Looking into Rust

Rust is a programming language that was started around 2014 by a Mozilla employee as a private project; its inventor managed to convince the Mozilla foundation to make it an official project, and in recent years, Rust has consistently ranked top as the language most liked by developers. It competes with Go in their joint attempt to de-thrown C/C++ as the standard language for highly performant systems programming.

The reason I got interested in Rust is because it uses strong static types and type inference. Its notation inherits some elements from the functional language ML, which is close to the mathematical notation for functions, and that in turn makes the code easy to read, e.g.

fn calculate_length(s : String) -> (String, u64) {
//.. return a tuple of a string and an unsigned 64-bit integer value

Ownership and Explicit Ownership Transfer

Unlike Java, Python, LISP or Go, Rust doesn’t use garbage collection. Unlike C, it also does not use explicit malloc() / free() calls, which have been difficult for developers to keep track of an a source of bugs, crashes and security vulnerabilities. So how does Rust do it?

Basically, a (non-atomic) object that leaves the scope (function, block) gets released, unless an explicit ownership transfer is demanded. References are excluded from needing ownership to reference an object, as are slices, which are contiguous ranges of container elements:

let s = String::from("hello world");
let hello = &s[0..5];
let world = &s[6..11];

For more detail, consult:
Rust’s compiler can also figure out at compile time when there is a chance of a dangling reference. In the words of the language manual:

“The Rust language gives you control over your memory usage in the same way as other systems programming languages, but having the owner of data automatically clean up that data when the owner goes out of scope means you don’t have to write and debug extra code to get this control.”
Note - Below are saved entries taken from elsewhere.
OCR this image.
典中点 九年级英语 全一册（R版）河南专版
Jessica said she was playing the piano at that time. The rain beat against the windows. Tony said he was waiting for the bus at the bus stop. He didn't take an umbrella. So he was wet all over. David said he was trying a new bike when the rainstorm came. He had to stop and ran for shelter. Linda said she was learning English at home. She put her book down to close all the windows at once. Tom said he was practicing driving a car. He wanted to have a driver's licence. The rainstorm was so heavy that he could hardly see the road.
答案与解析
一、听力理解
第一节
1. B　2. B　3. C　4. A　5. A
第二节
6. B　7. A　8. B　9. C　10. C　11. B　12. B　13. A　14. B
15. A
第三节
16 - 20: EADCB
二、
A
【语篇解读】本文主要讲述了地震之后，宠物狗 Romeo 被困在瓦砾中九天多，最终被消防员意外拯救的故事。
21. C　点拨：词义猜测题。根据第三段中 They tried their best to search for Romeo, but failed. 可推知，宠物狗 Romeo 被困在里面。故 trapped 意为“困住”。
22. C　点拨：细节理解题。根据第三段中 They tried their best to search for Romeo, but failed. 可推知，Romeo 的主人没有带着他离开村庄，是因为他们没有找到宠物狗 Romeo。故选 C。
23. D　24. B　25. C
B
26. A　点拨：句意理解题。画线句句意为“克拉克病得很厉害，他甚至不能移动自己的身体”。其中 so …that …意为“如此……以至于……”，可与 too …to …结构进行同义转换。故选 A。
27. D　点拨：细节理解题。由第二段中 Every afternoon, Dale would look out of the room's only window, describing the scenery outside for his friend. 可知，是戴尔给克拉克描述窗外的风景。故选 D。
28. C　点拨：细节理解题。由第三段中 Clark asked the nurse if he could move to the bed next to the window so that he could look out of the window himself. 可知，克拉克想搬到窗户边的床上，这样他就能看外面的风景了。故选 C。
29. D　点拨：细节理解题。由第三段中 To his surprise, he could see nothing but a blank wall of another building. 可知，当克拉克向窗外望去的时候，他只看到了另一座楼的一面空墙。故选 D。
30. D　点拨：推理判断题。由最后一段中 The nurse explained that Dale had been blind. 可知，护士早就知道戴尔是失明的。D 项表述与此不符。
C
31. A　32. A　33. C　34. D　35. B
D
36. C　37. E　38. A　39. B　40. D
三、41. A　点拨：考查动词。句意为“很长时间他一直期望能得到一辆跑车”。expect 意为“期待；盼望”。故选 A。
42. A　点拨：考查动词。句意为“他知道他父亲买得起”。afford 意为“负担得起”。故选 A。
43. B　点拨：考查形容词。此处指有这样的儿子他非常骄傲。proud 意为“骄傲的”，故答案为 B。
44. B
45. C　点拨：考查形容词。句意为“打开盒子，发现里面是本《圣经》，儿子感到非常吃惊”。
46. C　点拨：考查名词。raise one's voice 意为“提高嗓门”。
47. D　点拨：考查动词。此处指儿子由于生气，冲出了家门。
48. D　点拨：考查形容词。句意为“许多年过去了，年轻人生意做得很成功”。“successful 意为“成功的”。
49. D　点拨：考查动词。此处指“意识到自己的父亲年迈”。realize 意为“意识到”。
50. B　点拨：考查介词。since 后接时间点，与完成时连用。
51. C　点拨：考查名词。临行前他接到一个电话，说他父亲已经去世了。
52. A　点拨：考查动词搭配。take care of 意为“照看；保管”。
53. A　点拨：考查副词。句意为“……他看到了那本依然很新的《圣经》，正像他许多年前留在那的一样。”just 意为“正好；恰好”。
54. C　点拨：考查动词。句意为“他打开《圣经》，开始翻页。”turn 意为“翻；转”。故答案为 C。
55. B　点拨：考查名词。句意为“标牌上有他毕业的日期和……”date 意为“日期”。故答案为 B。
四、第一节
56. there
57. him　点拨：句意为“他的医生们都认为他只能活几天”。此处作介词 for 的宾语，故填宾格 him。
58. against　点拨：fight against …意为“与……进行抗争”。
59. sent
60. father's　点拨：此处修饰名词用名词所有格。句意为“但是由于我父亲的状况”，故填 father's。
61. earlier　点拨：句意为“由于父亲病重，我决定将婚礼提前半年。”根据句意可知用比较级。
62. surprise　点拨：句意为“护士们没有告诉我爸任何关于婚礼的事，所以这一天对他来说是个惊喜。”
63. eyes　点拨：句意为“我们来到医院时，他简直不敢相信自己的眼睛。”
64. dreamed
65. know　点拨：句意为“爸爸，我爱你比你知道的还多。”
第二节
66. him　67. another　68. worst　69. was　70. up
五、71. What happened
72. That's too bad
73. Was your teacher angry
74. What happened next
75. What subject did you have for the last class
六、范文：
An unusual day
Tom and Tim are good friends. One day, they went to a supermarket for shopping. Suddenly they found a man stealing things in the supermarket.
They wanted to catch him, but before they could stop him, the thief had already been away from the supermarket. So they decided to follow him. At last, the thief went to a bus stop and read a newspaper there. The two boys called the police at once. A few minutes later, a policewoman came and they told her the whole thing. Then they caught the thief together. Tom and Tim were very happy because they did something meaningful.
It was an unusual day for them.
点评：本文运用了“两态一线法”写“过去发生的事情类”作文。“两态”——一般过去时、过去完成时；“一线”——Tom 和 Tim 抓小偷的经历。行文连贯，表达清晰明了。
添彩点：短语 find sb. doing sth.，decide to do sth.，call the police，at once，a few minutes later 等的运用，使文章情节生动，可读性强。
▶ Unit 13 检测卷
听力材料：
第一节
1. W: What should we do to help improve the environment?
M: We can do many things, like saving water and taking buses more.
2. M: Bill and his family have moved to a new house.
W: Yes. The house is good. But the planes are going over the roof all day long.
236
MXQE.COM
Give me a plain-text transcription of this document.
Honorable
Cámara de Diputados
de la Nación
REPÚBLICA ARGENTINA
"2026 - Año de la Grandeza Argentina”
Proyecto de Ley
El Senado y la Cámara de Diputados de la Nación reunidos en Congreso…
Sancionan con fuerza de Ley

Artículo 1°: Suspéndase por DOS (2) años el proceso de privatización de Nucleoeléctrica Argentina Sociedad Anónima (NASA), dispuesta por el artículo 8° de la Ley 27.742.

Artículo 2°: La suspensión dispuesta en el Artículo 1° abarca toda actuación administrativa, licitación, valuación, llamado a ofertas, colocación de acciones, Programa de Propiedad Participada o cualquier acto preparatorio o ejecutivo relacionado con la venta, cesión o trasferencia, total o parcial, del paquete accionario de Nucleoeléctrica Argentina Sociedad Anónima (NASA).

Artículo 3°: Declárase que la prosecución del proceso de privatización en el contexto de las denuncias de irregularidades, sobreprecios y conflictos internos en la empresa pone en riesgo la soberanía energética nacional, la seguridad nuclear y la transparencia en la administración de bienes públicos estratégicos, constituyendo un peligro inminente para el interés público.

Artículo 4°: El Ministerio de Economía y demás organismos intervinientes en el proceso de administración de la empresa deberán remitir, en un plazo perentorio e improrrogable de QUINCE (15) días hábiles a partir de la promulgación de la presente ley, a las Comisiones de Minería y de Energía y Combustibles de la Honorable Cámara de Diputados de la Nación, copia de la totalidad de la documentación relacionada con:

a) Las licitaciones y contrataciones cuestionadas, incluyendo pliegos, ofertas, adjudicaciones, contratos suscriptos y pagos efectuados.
First experiments with Rust

Downloading and trying the rustc compiler via the cargo build system command turned out to be easy. Libraries specified as dependencies (“crates”) automatically get pulled from the Rust repository, a far cry from the effort it takes to install/build basic C++ libraries that are not header-only. The Rust compiler’s
error messages are readable, they localize errors well (not hard to do better than GNU g++ on that front) and the use of colour coding distinguishes source code fragments from the error messages proper in human-friendly ways.

The Crux

The litmus tests for a new programming language are stability, community and libraries. Without a stable syntax, serious developers quickly shy away from
investing their time and making a production bet seems to risky. Without a thriving community around a language, the continuity of development tool development, library development and general problem solving are in jeopardy (you want to be coding in something so that you can find the solution to your problem on StackExchange, really). An without available libaries that provide GUI frameworks, logging tools, regex engines, database abstraction layers, CSV readers, vizualization toolkits and other daily needs (some general, some depending on your area) your productivity will be reduced by the distraction of needing “just one day more, I need to quickly implement a hashtable library”.

I may return with a report of my Rust story after gaining a bit more experience, and after finishing reading the manual.